Foi com Sandman que Neil Gaiman inscreveu o seu nome no panteão dos grandes escritores, numa obra que inclui romances, novelas gráficas, contos e filmes para todas as idades – que já lhe valeram os prémios Newbury, Carnegie, Hugo, Nebula, World Fantasy e Will Eisner.
Outra das suas obras maiores dá pelo nome de Deuses Americanos que, depois de ter permanecido durante largos anos confinado às páginas do seu romance, foi recentemente transformada numa série televisiva – já com duas temporadas – e, também, numa bem desenhada novela gráfica, que está a ser publicada em Portugal com o selo da editora Saída de Emergência.
Neste segundo volume, intitulado “M. Ainsel” (Saída de Emergência, 2020), Shadow e Wednesday deixam a Casa na Rocha e continuam a sua viagem pela América através de estradas secundárias, fugindo aos seus perseguidores, conhecendo novos deuses e preparando-se, da melhor forma, para uma guerra em contagem decrescente.
Num passado que agora parece nem ter sequer existido, Shadow conduziu o carro de fuga num assalto a um banco de uma cidade pequena. Os dois colegas passaram-lhe a perna e dividiram o saque entre si, deixando Shadow pendurado. Num acto de vingança, Shadow acaba por quase os matar, sendo condenado a uma pena de prisão de 6 anos – da qual cumpre três. Dois dias antes de sair da prisão, comunicam-lhe que a sua mulher morreu, sendo “salvo” desta precoce derrota existencial pelo estranho Sr. Wednesday, que lhe oferece um trabalho de guarda-costas que o lança de cabeça num mundo onde o mito e o real caminham de mãos dadas, habitado por fantasmas e escondendo uma guerra iminente entre deuses.
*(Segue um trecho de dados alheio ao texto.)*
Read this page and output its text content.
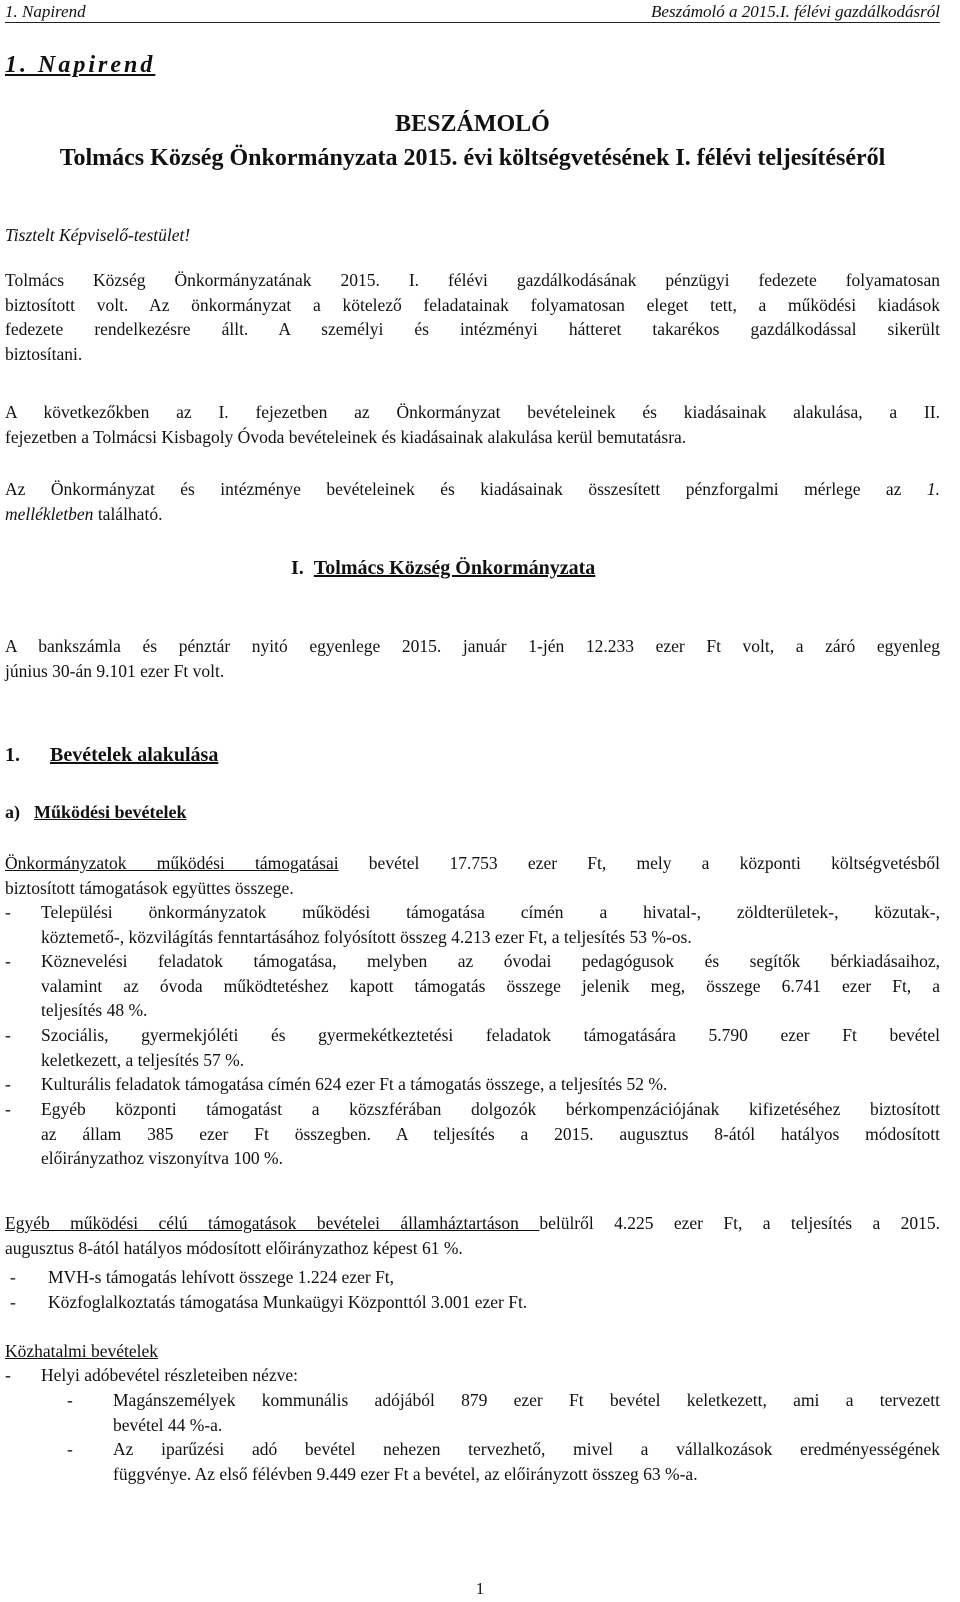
1. Napirend	Beszámoló a 2015.I. félévi gazdálkodásról
1. Napirend
BESZÁMOLÓ
Tolmács Község Önkormányzata 2015. évi költségvetésének I. félévi teljesítéséről
Tisztelt Képviselő-testület!
Tolmács Község Önkormányzatának 2015. I. félévi gazdálkodásának pénzügyi fedezete folyamatosan
biztosított volt. Az önkormányzat a kötelező feladatainak folyamatosan eleget tett, a működési kiadások
fedezete rendelkezésre állt. A személyi és intézményi hátteret takarékos gazdálkodással sikerült
biztosítani.
A következőkben az I. fejezetben az Önkormányzat bevételeinek és kiadásainak alakulása, a II.
fejezetben a Tolmácsi Kisbagoly Óvoda bevételeinek és kiadásainak alakulása kerül bemutatásra.
Az Önkormányzat és intézménye bevételeinek és kiadásainak összesített pénzforgalmi mérlege az 1.
mellékletben található.
I. Tolmács Község Önkormányzata
A bankszámla és pénztár nyitó egyenlege 2015. január 1-jén 12.233 ezer Ft volt, a záró egyenleg
június 30-án 9.101 ezer Ft volt.
1. Bevételek alakulása
a) Működési bevételek
Önkormányzatok működési támogatásai bevétel 17.753 ezer Ft, mely a központi költségvetésből
biztosított támogatások együttes összege.
- Települési önkormányzatok működési támogatása címén a hivatal-, zöldterületek-, közutak-,
köztemető-, közvilágítás fenntartásához folyósított összeg 4.213 ezer Ft, a teljesítés 53 %-os.
- Köznevelési feladatok támogatása, melyben az óvodai pedagógusok és segítők bérkiadásaihoz,
valamint az óvoda működtetéshez kapott támogatás összege jelenik meg, összege 6.741 ezer Ft, a
teljesítés 48 %.
- Szociális, gyermekjóléti és gyermekétkeztetési feladatok támogatására 5.790 ezer Ft bevétel
keletkezett, a teljesítés 57 %.
- Kulturális feladatok támogatása címén 624 ezer Ft a támogatás összege, a teljesítés 52 %.
- Egyéb központi támogatást a közszférában dolgozók bérkompenzációjának kifizetéséhez biztosított
az állam 385 ezer Ft összegben. A teljesítés a 2015. augusztus 8-ától hatályos módosított
előirányzathoz viszonyítva 100 %.
Egyéb működési célú támogatások bevételei államháztartáson belülről 4.225 ezer Ft, a teljesítés a 2015.
augusztus 8-ától hatályos módosított előirányzathoz képest 61 %.
- MVH-s támogatás lehívott összege 1.224 ezer Ft,
- Közfoglalkoztatás támogatása Munkaügyi Központtól 3.001 ezer Ft.
Közhatalmi bevételek
- Helyi adóbevétel részleteiben nézve:
- Magánszemélyek kommunális adójából 879 ezer Ft bevétel keletkezett, ami a tervezett
bevétel 44 %-a.
- Az iparűzési adó bevétel nehezen tervezhető, mivel a vállalkozások eredményességének
függvénye. Az első félévben 9.449 ezer Ft a bevétel, az előirányzott összeg 63 %-a.
1
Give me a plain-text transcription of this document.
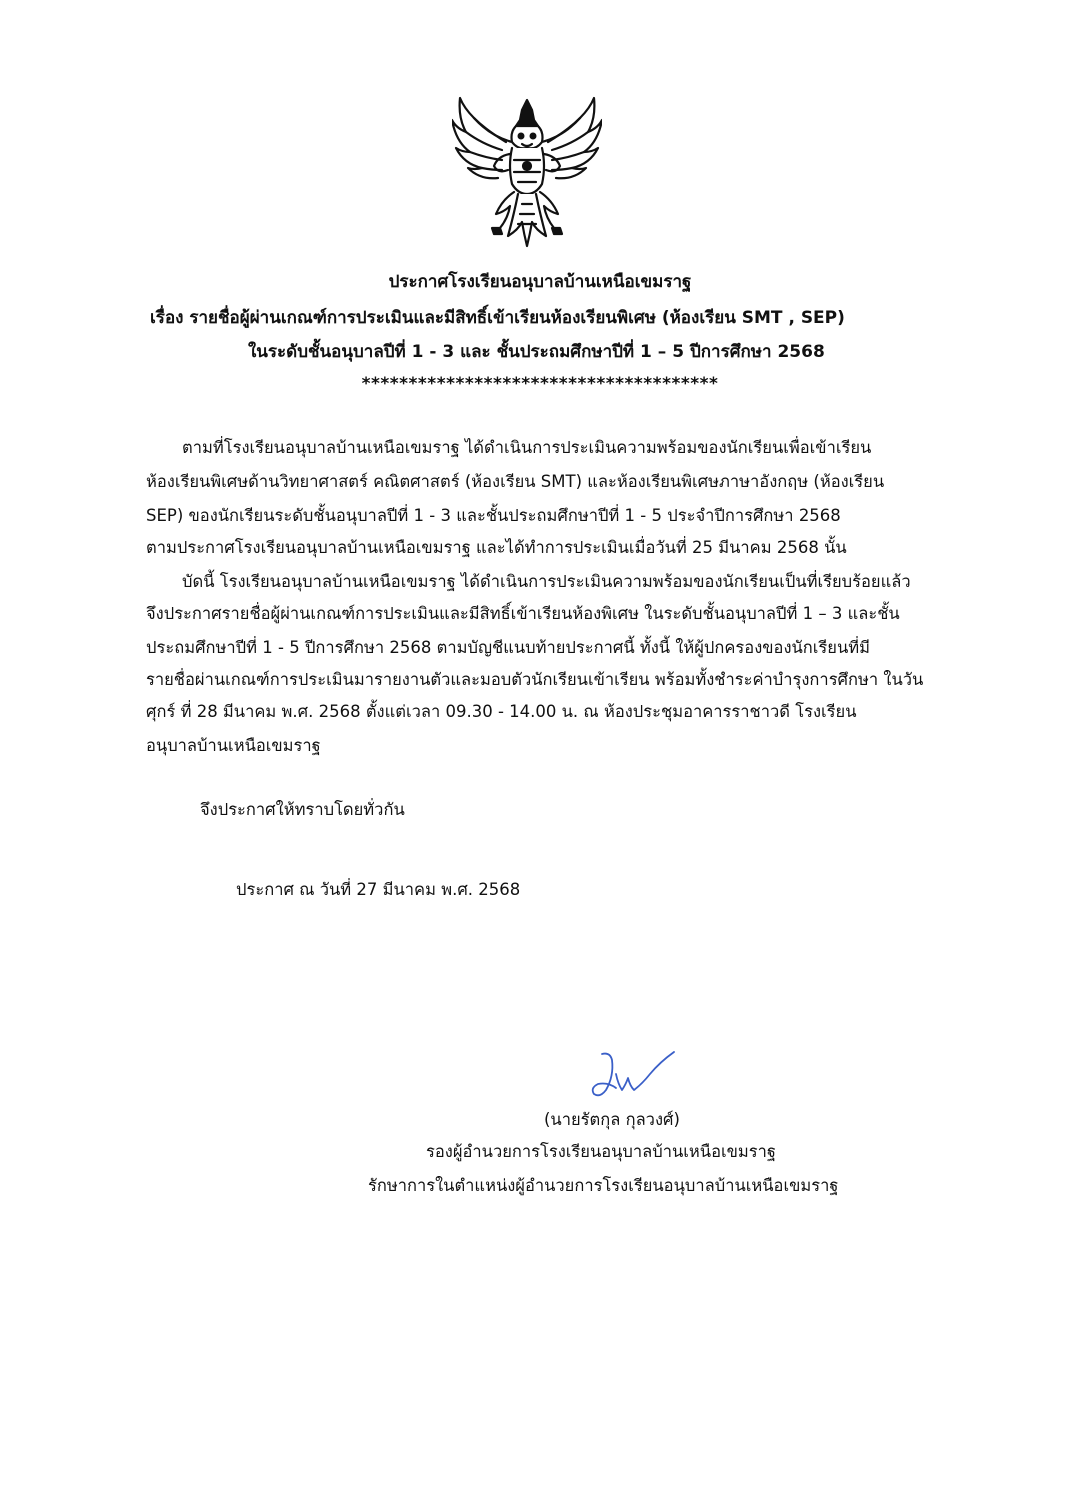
ประกาศโรงเรียนอนุบาลบ้านเหนือเขมราฐ
เรื่อง รายชื่อผู้ผ่านเกณฑ์การประเมินและมีสิทธิ์เข้าเรียนห้องเรียนพิเศษ (ห้องเรียน SMT , SEP)
ในระดับชั้นอนุบาลปีที่ 1 - 3 และ ชั้นประถมศึกษาปีที่ 1 – 5 ปีการศึกษา 2568
**************************************
ตามที่โรงเรียนอนุบาลบ้านเหนือเขมราฐ ได้ดำเนินการประเมินความพร้อมของนักเรียนเพื่อเข้าเรียน
ห้องเรียนพิเศษด้านวิทยาศาสตร์ คณิตศาสตร์ (ห้องเรียน SMT) และห้องเรียนพิเศษภาษาอังกฤษ (ห้องเรียน
SEP) ของนักเรียนระดับชั้นอนุบาลปีที่ 1 - 3 และชั้นประถมศึกษาปีที่ 1 - 5 ประจำปีการศึกษา 2568
ตามประกาศโรงเรียนอนุบาลบ้านเหนือเขมราฐ และได้ทำการประเมินเมื่อวันที่ 25 มีนาคม 2568 นั้น
บัดนี้ โรงเรียนอนุบาลบ้านเหนือเขมราฐ ได้ดำเนินการประเมินความพร้อมของนักเรียนเป็นที่เรียบร้อยแล้ว
จึงประกาศรายชื่อผู้ผ่านเกณฑ์การประเมินและมีสิทธิ์เข้าเรียนห้องพิเศษ ในระดับชั้นอนุบาลปีที่ 1 – 3 และชั้น
ประถมศึกษาปีที่ 1 - 5 ปีการศึกษา 2568 ตามบัญชีแนบท้ายประกาศนี้ ทั้งนี้ ให้ผู้ปกครองของนักเรียนที่มี
รายชื่อผ่านเกณฑ์การประเมินมารายงานตัวและมอบตัวนักเรียนเข้าเรียน พร้อมทั้งชำระค่าบำรุงการศึกษา ในวัน
ศุกร์ ที่ 28 มีนาคม พ.ศ. 2568 ตั้งแต่เวลา 09.30 - 14.00 น. ณ ห้องประชุมอาคารราชาวดี โรงเรียน
อนุบาลบ้านเหนือเขมราฐ
จึงประกาศให้ทราบโดยทั่วกัน
ประกาศ ณ วันที่ 27 มีนาคม พ.ศ. 2568
(นายรัตกุล กุลวงศ์)
รองผู้อำนวยการโรงเรียนอนุบาลบ้านเหนือเขมราฐ
รักษาการในตำแหน่งผู้อำนวยการโรงเรียนอนุบาลบ้านเหนือเขมราฐ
No tempo presente, e de forma a arrefecer a voracidade dos seus perseguidores, Shadow refugia-se em Lakeside sob o falso nome de Mike Ainsel, numa casa paga por Wednesday que lhe deixa, também, uma boa maquia para não passar por dificuldades. Os sonhos, esses, continuam a não o tratar muito bem. Para além de ser visitado pela mulher, cujos beijos sabem a cigarros e bílis, a primeira noite em Lakeside não é animadora: sonha com uma vida inteira na escuridão, rodeado por imundície. Shadow anda a tentar conseguir ressuscitar Laura, numa cerimónia que poderá estar ligada à descoberta dos pássaros-trovão.
Shadow rapidamente se enturma com a população local, sobretudo com a vizinha Marguerite Olsen, cujo filho mais velho desapareceu – suspeita-se de que terá sido raptado pelo pai ou fugido com ele. Enquanto isso, trata de ajudar o Xerife a procurar uma rapariga chamada Alison, que conheceu no autocarro a caminho de Lakeside e que está também desaparecida. Sendo novo na cidade, e apesar do ar pacato, Shadow é um dos maiores suspeitos.
Quanto a Wednesday, parece estar a viver uma crise de identidade e de falta de reconhecimento: “Não me sacrificam carneiros ou bois. Não me enviam as almas dos assassinos e dos escravos, pendurados na forca e bicados pelos escravos. Criaram-me. E esqueceram-me. Agora, tiro-lhes alguma coisa. Não é justo?”.
Ao mesmo tempo que vamos acompanhando esta bizarra road trip pela América, recuamos na linha temporal por diversas vezes, quase sempre para estacionar em momentos temporais feitos de tortura, dominação e espiritualidade, seja para uma toma de cogumelos com as tribos do corvo e da raposa, cerca de 14000 anos a.C., ou para pintar um retrato da escravatura e da independência do Haiti em 1804.
Uma fantástica adaptação a novela gráfica, que conta com o argumento adaptado de P. Craig Russell – que já fez coisas tão incríveis e inesperadas como adaptar as óperas de Mozart (A Flauta Mágica), Strauss (Salomé) e Wagner (O Anel dos Nibelungos), ou os Contos de Fadas de Oscar Wilde, numa adaptação publicada em cinco volumes – e os desenhos de Scott Hampton – que, além de ter ilustrado livros de alguns dos melhores autores de fantasia como Gaiman, Robert E. Howard (Pigeons From Hell), Clive Barker (Tapping the Vein) ou Archie Goodwin (Batman: Night Cries), viu o seu trabalho Silverheels ser considerado, em 1983, o primeiro título de banda desenhada pintado com continuidade.